Diyarbakır Barosuna bağlı avukat konuşuyor:
"Kadınlar arasındaki kavga çok konuşuldu; Mişar Yasemin ve kızları arasındaki kavgadan bahsediyoruz. Yasemin, Yüksel’in kardeşi, dolayısıyla Narin’in vefatını öğrendiğinde verdiği tepki diğerlerine göre daha samimi. Gayet açık bir şekilde “doğruyu konuşsaydınız, bu durum buraya gelmezdi” demiş. Şu an çarpıtılarak, birine beddua edildiği söyleniyor, değiştiriliyor.
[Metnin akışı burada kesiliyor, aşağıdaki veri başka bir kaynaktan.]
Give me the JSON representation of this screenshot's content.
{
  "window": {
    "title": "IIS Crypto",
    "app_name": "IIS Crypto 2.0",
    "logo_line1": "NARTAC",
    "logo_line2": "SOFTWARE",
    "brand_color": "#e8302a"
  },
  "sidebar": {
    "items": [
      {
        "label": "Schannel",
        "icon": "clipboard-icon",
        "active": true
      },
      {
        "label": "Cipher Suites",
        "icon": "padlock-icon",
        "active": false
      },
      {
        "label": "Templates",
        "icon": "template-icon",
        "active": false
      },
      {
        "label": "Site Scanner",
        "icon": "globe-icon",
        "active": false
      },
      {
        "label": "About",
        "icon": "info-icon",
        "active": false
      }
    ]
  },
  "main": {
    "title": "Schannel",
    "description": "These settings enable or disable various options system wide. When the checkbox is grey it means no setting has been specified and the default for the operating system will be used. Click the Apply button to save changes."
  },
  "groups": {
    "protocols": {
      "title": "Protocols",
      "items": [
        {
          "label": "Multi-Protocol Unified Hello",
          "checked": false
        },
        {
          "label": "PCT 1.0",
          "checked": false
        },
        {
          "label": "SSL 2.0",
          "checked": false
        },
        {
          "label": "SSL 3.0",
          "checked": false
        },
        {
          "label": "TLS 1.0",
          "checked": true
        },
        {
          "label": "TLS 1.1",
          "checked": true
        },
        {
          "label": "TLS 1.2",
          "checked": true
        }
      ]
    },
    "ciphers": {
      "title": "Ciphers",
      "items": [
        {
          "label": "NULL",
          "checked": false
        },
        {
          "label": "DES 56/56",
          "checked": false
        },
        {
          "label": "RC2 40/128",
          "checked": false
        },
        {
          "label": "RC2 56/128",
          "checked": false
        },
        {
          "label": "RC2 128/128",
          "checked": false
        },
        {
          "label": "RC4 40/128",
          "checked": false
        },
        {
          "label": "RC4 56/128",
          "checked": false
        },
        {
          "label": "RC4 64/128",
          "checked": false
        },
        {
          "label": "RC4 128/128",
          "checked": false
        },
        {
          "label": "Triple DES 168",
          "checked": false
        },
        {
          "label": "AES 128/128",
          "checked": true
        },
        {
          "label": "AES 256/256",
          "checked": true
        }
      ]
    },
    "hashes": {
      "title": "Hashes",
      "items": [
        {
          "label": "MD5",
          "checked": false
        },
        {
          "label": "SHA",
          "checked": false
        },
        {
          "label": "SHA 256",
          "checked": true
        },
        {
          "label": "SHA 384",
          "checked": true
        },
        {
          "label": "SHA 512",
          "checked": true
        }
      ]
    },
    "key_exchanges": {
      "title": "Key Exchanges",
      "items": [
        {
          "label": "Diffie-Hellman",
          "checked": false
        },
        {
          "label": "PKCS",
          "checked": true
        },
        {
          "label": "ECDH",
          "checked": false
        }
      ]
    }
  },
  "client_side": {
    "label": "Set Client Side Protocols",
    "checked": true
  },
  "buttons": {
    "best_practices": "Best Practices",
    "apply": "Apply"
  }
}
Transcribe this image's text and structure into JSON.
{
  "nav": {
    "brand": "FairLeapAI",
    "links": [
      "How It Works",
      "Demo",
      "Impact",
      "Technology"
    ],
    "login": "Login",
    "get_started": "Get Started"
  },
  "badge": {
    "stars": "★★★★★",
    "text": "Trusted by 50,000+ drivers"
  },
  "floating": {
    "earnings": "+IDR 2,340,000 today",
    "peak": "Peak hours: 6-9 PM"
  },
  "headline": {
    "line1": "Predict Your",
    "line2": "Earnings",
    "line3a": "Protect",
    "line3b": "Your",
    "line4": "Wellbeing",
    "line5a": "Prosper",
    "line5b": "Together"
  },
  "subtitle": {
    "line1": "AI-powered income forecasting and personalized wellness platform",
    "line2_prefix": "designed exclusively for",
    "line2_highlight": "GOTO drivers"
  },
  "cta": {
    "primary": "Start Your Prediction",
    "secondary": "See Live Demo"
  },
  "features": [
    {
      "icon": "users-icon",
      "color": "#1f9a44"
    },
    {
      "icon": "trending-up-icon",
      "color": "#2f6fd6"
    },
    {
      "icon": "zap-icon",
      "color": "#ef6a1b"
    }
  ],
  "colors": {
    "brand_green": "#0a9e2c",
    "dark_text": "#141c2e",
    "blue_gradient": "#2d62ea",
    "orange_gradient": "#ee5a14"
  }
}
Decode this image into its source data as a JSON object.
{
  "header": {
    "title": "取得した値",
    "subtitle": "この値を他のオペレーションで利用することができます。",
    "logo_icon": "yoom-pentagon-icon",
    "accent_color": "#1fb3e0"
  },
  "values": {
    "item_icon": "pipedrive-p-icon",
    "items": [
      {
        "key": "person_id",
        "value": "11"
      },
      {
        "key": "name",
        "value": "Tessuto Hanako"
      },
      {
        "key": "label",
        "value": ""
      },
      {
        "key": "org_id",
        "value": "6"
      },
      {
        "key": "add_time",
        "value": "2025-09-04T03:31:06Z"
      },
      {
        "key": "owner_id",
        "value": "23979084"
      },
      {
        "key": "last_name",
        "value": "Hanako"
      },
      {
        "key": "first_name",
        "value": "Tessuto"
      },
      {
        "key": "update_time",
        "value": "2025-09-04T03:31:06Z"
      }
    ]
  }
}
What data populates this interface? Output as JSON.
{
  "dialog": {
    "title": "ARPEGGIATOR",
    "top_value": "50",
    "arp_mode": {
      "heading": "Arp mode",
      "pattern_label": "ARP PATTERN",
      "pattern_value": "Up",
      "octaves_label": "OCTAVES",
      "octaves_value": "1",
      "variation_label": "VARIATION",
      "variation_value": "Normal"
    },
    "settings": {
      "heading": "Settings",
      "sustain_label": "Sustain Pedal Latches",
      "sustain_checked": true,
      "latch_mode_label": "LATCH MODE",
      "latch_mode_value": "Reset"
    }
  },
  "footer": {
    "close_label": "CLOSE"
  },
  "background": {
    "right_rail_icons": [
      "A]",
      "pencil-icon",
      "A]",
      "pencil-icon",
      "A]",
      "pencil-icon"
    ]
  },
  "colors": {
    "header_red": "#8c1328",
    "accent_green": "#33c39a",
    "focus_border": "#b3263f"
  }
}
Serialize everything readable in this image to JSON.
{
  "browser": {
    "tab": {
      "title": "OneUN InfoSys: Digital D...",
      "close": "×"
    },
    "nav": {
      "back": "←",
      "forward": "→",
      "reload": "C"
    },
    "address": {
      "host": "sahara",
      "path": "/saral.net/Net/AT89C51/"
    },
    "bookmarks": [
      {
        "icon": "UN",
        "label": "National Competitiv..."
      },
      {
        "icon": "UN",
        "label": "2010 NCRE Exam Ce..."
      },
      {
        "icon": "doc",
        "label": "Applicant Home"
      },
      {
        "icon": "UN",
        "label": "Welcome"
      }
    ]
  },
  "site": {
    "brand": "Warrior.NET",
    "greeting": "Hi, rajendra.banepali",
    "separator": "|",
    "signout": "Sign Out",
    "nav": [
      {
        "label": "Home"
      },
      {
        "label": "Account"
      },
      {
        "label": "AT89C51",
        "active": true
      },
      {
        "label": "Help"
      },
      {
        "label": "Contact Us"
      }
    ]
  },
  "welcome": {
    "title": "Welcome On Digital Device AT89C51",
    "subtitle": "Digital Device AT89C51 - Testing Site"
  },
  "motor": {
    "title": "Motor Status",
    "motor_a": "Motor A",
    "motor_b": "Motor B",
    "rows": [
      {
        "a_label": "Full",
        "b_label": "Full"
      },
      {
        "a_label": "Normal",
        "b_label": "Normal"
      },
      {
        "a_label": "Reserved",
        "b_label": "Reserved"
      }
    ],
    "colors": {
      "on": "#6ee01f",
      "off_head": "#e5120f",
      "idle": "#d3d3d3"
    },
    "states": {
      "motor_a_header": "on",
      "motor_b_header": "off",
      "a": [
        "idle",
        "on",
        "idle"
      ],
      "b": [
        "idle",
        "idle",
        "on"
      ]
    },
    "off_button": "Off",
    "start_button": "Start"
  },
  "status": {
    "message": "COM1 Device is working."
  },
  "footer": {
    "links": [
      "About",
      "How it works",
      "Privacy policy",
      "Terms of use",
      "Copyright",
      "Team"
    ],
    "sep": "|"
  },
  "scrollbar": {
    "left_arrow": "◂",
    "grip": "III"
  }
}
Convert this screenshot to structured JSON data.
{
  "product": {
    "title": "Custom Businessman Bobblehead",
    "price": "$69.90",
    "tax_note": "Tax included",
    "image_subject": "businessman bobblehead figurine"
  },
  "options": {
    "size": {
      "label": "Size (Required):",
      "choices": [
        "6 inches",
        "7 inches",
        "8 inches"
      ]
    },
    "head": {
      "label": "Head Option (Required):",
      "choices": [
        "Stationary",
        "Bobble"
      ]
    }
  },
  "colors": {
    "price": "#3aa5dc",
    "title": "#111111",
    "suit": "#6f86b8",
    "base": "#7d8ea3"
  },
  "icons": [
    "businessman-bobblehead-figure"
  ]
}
Enes bile 'Ben teyzemi aldım ve oradan uzaklaştırdım' derken, teyze 'Enes’i görmedim' diyor. Melek Güran ve çocuklarıyla ilgili de bir çeşit çelişki var."
ARİF GÜRAN, EŞİNE, OĞLUNA VE KARDEŞİNE SARILDI
Sabah saat 10:00'da başlayan duruşmaya saat 15.00'e kadar ara verildi.
Salonda bulunan Narin'in babası Arif Güran, eşi Yüksel, oğlu Enes ve kardeşi Salim Güran'ın yanına gitti. İlk önce eşi Yüksel'e sarılan ve ağlayan Arif Güran, daha sonra oğlu Enes'e sarılıp ağlayarak, "Başınızı dik tutun" dedi. Daha sonra kardeşi Salim Güran'a sarılıp, bir süre beraber ağladıktan sonra "Ağlamayın, başınızı dik tutun" dedi.